Closed avrecko closed 3 years ago
It's true that one-nio uses JDK private APIs (not only in getPollMethodHandle
), but that's on purpose.
Well, if standard Java provided high performance networking, efficient serialization, and convenient off-heap memory management, I would of course prefer those. Moreover, the entire one-nio library would be unnecessary :)
It's a shame to use reflection hacks etc. Unfortunately, the "standard" way is often less efficient, or uglier, or both. It's 2021 outside, JDK version has increased from 6 to 16 since the appearance of one-nio, but there is still no official Java API for managing ByteBuffers more than 2GB and releasing them on demand, no straightforward way to create a fast custom serialization mechanism, and blocking SocketChannels still do not support timeouts and other OS-specific options 🤦
Back to SelectableJavaSocket
...
Normally, JavaSocket should never appear in a production environment. It was designed as a simple fallback for a development environment, where NativeSocket is not supported. It was never meant to be a fully-featured implementation, it's only purpose is to allow development on macOS or Windows workstation.
Considering that JavaSocket is not for production use, and having a straghtforward workaround by way of --add-exports/--add-opens
, I think it's not worth investing in a fix.

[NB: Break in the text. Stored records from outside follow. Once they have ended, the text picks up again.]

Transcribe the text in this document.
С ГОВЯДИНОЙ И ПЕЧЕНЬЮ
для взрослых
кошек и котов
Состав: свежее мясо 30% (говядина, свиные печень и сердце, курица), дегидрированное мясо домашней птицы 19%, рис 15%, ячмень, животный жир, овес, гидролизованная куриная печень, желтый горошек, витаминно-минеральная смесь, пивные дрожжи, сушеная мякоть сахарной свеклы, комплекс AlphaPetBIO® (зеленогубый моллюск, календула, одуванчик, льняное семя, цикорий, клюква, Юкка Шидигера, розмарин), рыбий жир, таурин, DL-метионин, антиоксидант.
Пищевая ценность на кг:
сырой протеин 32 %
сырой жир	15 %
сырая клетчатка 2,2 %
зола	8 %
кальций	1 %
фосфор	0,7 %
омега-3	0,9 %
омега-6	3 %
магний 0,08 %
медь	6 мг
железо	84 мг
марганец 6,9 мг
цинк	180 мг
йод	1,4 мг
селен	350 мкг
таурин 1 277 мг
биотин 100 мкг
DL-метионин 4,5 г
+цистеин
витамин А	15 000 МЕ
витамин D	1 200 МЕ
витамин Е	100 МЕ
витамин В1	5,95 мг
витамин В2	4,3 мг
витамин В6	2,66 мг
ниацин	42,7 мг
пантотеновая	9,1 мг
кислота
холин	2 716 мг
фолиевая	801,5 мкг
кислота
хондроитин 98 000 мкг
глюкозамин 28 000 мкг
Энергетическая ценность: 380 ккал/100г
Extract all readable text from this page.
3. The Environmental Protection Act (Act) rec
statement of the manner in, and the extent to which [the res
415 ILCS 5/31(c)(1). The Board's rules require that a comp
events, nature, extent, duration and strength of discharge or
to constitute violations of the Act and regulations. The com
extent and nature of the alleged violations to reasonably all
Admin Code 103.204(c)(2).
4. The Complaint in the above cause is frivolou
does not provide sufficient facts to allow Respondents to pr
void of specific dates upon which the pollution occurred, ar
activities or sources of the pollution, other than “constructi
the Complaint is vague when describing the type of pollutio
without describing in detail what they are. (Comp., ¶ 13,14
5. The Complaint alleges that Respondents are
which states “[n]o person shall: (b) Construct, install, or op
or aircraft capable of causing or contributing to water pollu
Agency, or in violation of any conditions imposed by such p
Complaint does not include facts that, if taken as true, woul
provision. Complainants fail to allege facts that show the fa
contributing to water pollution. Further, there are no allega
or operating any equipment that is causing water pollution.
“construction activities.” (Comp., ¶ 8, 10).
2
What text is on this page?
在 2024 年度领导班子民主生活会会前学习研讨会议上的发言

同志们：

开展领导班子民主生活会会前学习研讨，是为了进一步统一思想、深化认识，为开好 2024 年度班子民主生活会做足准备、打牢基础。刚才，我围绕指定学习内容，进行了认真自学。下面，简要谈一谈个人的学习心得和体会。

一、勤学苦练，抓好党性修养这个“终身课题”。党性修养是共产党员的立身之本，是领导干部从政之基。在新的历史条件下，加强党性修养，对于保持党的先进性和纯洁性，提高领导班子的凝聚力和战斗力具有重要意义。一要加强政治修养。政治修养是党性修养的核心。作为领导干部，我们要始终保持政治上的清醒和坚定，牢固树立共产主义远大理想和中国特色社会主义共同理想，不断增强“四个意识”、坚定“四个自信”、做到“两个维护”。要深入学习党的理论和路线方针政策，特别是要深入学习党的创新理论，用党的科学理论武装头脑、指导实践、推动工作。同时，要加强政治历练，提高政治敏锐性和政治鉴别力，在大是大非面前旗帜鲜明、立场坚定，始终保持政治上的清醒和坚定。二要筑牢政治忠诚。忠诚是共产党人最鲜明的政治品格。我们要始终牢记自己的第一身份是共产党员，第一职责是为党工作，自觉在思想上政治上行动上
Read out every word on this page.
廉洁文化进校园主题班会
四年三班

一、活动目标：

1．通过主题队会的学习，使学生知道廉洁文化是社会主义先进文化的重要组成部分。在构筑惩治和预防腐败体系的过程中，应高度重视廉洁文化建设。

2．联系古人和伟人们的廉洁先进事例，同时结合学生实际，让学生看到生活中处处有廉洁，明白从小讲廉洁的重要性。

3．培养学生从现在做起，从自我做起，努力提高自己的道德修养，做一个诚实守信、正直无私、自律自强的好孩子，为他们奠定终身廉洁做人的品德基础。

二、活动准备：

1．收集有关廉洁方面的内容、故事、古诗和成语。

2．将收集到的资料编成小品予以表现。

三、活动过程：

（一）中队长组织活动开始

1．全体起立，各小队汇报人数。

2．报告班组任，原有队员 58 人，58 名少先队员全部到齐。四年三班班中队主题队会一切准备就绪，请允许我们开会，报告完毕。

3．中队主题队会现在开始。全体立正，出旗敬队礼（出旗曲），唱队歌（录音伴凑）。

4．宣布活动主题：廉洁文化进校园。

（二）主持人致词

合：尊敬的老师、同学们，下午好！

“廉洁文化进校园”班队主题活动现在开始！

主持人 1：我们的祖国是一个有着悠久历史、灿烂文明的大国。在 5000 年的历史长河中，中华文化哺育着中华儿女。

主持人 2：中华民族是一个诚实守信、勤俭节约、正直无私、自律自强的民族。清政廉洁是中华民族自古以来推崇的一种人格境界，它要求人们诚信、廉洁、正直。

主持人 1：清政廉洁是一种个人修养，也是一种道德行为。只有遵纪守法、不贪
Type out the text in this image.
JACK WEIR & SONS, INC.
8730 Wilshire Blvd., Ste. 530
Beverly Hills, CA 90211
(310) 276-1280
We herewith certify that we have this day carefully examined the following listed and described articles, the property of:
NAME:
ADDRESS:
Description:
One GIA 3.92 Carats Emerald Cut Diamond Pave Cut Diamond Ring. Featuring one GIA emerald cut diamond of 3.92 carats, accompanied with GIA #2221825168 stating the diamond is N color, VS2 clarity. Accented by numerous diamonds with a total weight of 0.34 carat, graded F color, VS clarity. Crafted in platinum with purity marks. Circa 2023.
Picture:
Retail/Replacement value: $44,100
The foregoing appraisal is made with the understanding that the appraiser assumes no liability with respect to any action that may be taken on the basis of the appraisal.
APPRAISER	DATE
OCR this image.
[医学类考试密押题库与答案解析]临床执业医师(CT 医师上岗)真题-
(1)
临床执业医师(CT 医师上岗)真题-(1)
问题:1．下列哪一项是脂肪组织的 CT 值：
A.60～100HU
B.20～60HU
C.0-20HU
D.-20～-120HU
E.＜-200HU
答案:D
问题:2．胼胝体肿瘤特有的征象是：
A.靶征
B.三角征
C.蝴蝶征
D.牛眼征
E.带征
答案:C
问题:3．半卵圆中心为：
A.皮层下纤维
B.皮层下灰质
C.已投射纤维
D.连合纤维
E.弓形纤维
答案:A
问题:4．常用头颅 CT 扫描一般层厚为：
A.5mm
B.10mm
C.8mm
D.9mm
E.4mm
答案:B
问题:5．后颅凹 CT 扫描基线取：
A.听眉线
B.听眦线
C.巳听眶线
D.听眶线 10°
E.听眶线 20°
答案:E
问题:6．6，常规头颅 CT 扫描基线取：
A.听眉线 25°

BTW, antimodule agent automatically exports and opens everything, so that applications using private APIs work on JDK 16 even without a warning.
I think it is awesome how one-nio is designed and implemented. You are preaching to the choir.
I am just rolling my eyes with some of the changes like making deny the default. Cost/benefit, in my view this creates more problems than it solves.
Thank you for the explanations and mentioning/creating anitmodule. Makes perfect sense to keep things the way they are and "workaround" with JVM settings.
Just want to mention that in JDK 16, illegal-access=deny is the default, this means that getPollMethodHandle will return null.
It is possible to just use illegal-access=permit but would be nicer not to need to add a custom JVM parameter.